Cuando la tarde empezaba a apagar sus luces y el horizonte se teñía con franjas naranjas en diferentes tonalidades, Luisa se disponía a desplegar el mantel de la imaginación para recrear su juego favorito, la hora del té. Siempre seleccionaba un lugar solitario, bajo la sombra de las limonarias o cerca del galerón que protegía al viejo pozo, en casa del abuelo. Sus invitadas debían disfrutar de la paz y la frescura de la tarde que se desvanecía lentamente, para conversar sin interrupción alguna.
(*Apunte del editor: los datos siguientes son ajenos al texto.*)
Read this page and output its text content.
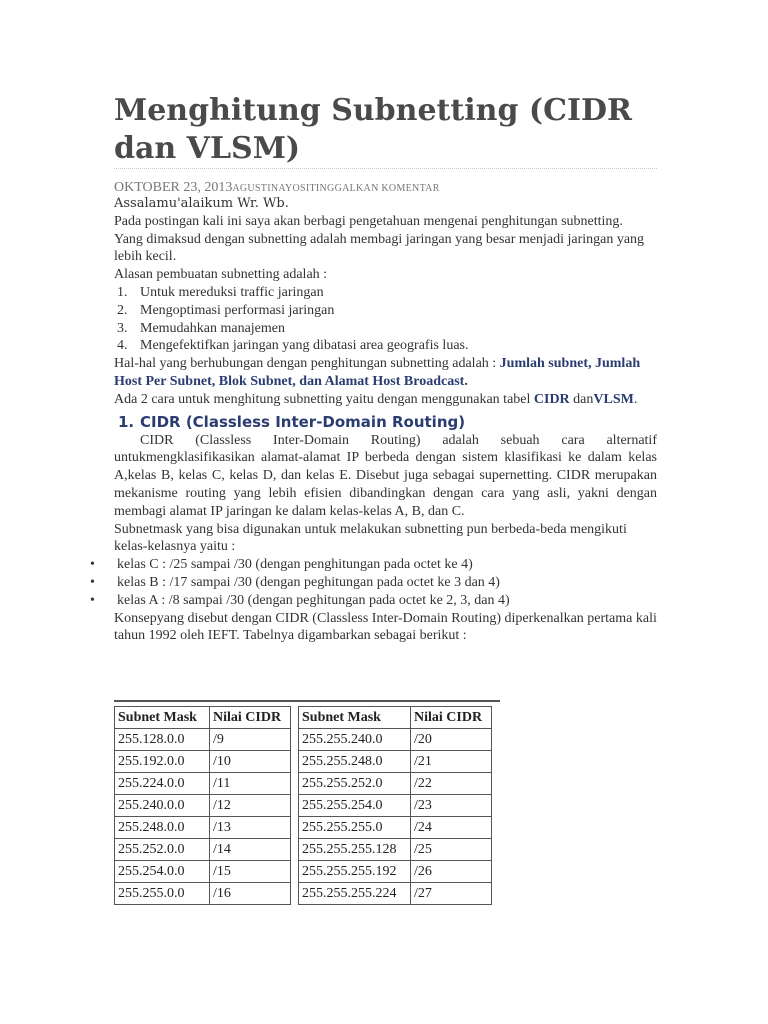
Menghitung Subnetting (CIDR dan VLSM)
OKTOBER 23, 2013AGUSTINAYOSITINGGALKAN KOMENTAR

Assalamu'alaikum Wr. Wb.

Pada postingan kali ini saya akan berbagi pengetahuan mengenai penghitungan subnetting.

Yang dimaksud dengan subnetting adalah membagi jaringan yang besar menjadi jaringan yang lebih kecil.

Alasan pembuatan subnetting adalah :

1. Untuk mereduksi traffic jaringan
2. Mengoptimasi performasi jaringan
3. Memudahkan manajemen
4. Mengefektifkan jaringan yang dibatasi area geografis luas.

Hal-hal yang berhubungan dengan penghitungan subnetting adalah : Jumlah subnet, Jumlah Host Per Subnet, Blok Subnet, dan Alamat Host Broadcast.

Ada 2 cara untuk menghitung subnetting yaitu dengan menggunakan tabel CIDR danVLSM.

1. CIDR (Classless Inter-Domain Routing)

CIDR (Classless Inter-Domain Routing) adalah sebuah cara alternatif untukmengklasifikasikan alamat-alamat IP berbeda dengan sistem klasifikasi ke dalam kelas A,kelas B, kelas C, kelas D, dan kelas E. Disebut juga sebagai supernetting. CIDR merupakan mekanisme routing yang lebih efisien dibandingkan dengan cara yang asli, yakni dengan membagi alamat IP jaringan ke dalam kelas-kelas A, B, dan C.

Subnetmask yang bisa digunakan untuk melakukan subnetting pun berbeda-beda mengikuti kelas-kelasnya yaitu :

• kelas C : /25 sampai /30 (dengan penghitungan pada octet ke 4)
• kelas B : /17 sampai /30 (dengan peghitungan pada octet ke 3 dan 4)
• kelas A : /8 sampai /30 (dengan peghitungan pada octet ke 2, 3, dan 4)

Konsepyang disebut dengan CIDR (Classless Inter-Domain Routing) diperkenalkan pertama kali tahun 1992 oleh IEFT. Tabelnya digambarkan sebagai berikut :

Subnet Mask	Nilai CIDR
255.128.0.0	/9
255.192.0.0	/10
255.224.0.0	/11
255.240.0.0	/12
255.248.0.0	/13
255.252.0.0	/14
255.254.0.0	/15
255.255.0.0	/16
Subnet Mask	Nilai CIDR
255.255.240.0	/20
255.255.248.0	/21
255.255.252.0	/22
255.255.254.0	/23
255.255.255.0	/24
255.255.255.128	/25
255.255.255.192	/26
255.255.255.224	/27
Nadie veía a tan elegantes comensales disfrutar de la bebida que la pequeña Luisa ofrecía, eran invisibles a los ojos de los demás.
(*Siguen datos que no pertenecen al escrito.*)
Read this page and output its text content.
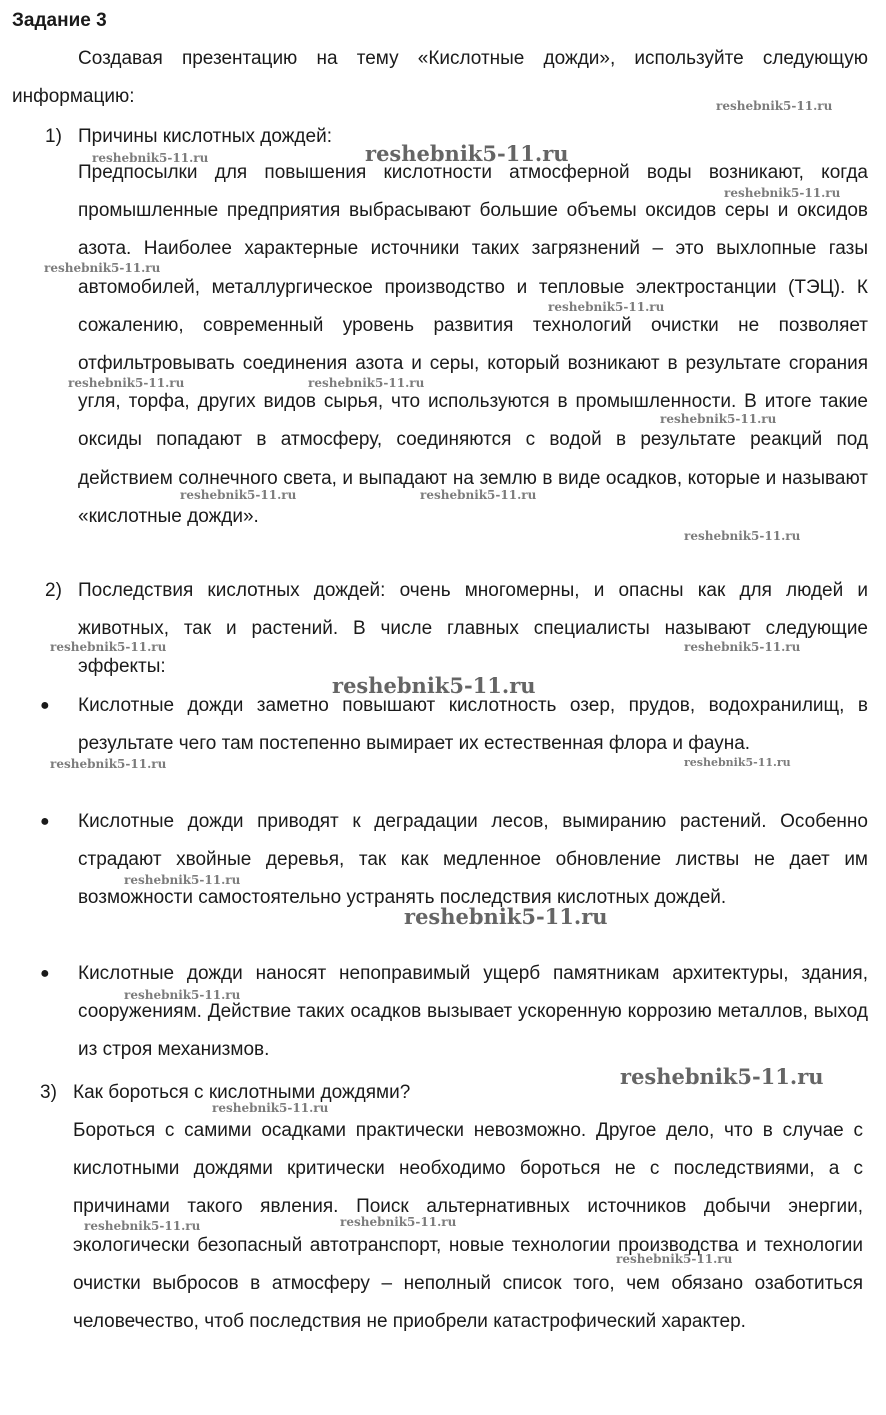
Задание 3
Создавая презентацию на тему «Кислотные дожди», используйте следующую информацию:
1) Причины кислотных дождей:
Предпосылки для повышения кислотности атмосферной воды возникают, когда промышленные предприятия выбрасывают большие объемы оксидов серы и оксидов азота. Наиболее характерные источники таких загрязнений – это выхлопные газы автомобилей, металлургическое производство и тепловые электростанции (ТЭЦ). К сожалению, современный уровень развития технологий очистки не позволяет отфильтровывать соединения азота и серы, который возникают в результате сгорания угля, торфа, других видов сырья, что используются в промышленности. В итоге такие оксиды попадают в атмосферу, соединяются с водой в результате реакций под действием солнечного света, и выпадают на землю в виде осадков, которые и называют «кислотные дожди».
2) Последствия кислотных дождей: очень многомерны, и опасны как для людей и животных, так и растений. В числе главных специалисты называют следующие эффекты:
● Кислотные дожди заметно повышают кислотность озер, прудов, водохранилищ, в результате чего там постепенно вымирает их естественная флора и фауна.
● Кислотные дожди приводят к деградации лесов, вымиранию растений. Особенно страдают хвойные деревья, так как медленное обновление листвы не дает им возможности самостоятельно устранять последствия кислотных дождей.
● Кислотные дожди наносят непоправимый ущерб памятникам архитектуры, здания, сооружениям. Действие таких осадков вызывает ускоренную коррозию металлов, выход из строя механизмов.
3) Как бороться с кислотными дождями?
Бороться с самими осадками практически невозможно. Другое дело, что в случае с кислотными дождями критически необходимо бороться не с последствиями, а с причинами такого явления. Поиск альтернативных источников добычи энергии, экологически безопасный автотранспорт, новые технологии производства и технологии очистки выбросов в атмосферу – неполный список того, чем обязано озаботиться человечество, чтоб последствия не приобрели катастрофический характер.
reshebnik5-11.ru
reshebnik5-11.ru	reshebnik5-11.ru
reshebnik5-11.ru
reshebnik5-11.ru
reshebnik5-11.ru
reshebnik5-11.ru	reshebnik5-11.ru
reshebnik5-11.ru
reshebnik5-11.ru	reshebnik5-11.ru
reshebnik5-11.ru
reshebnik5-11.ru	reshebnik5-11.ru
reshebnik5-11.ru
reshebnik5-11.ru	reshebnik5-11.ru
reshebnik5-11.ru
reshebnik5-11.ru
reshebnik5-11.ru
reshebnik5-11.ru
reshebnik5-11.ru
reshebnik5-11.ru	reshebnik5-11.ru
reshebnik5-11.ru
Ataviada con un vestido floral que su abuela le había confeccionado, como tantos otros especiales que diseñó para tan delicada figura, se disponía a preparar el escenario de sus tertulias. Con taza en mano, regalo de alguna pariente, les contaba sobre el ritual del gato amarillo al acercarse la cena, el cual se enredaba en las piernas del abuelo solicitando piadosamente embadurnarse los bigotes con la crema que él disfrutaba.
Ellas (sus invitadas) , por su parte le hacían cuentos sobre los lejanos países de donde procedían. La pequeña Luisa las había conocido en las revistas ocasionales que su tía llevaba desde la capital y las recortaba para invitarlas después a sus conversaciones privadas. Le enseñaron a conocer el mundo a través de las imágenes porque aún no había aprendido a leer, aunque ya dominaba algunas palabras en inglés.
Cuando alguien se acercaba guardaba silencio e inventaba tener algún contenido en la taza, el cual debían probar, pero… el mismo era ¡muy caliente!! De esa manera, alejaba a quien osaba interrumpir tan mágico momento. El tiempo pasó y sus amigas de juegos desaparecieron, al igual que su preciada taza cuando se hizo añicos dejando su huella en el piso de barro y en el rincón de sus recuerdos.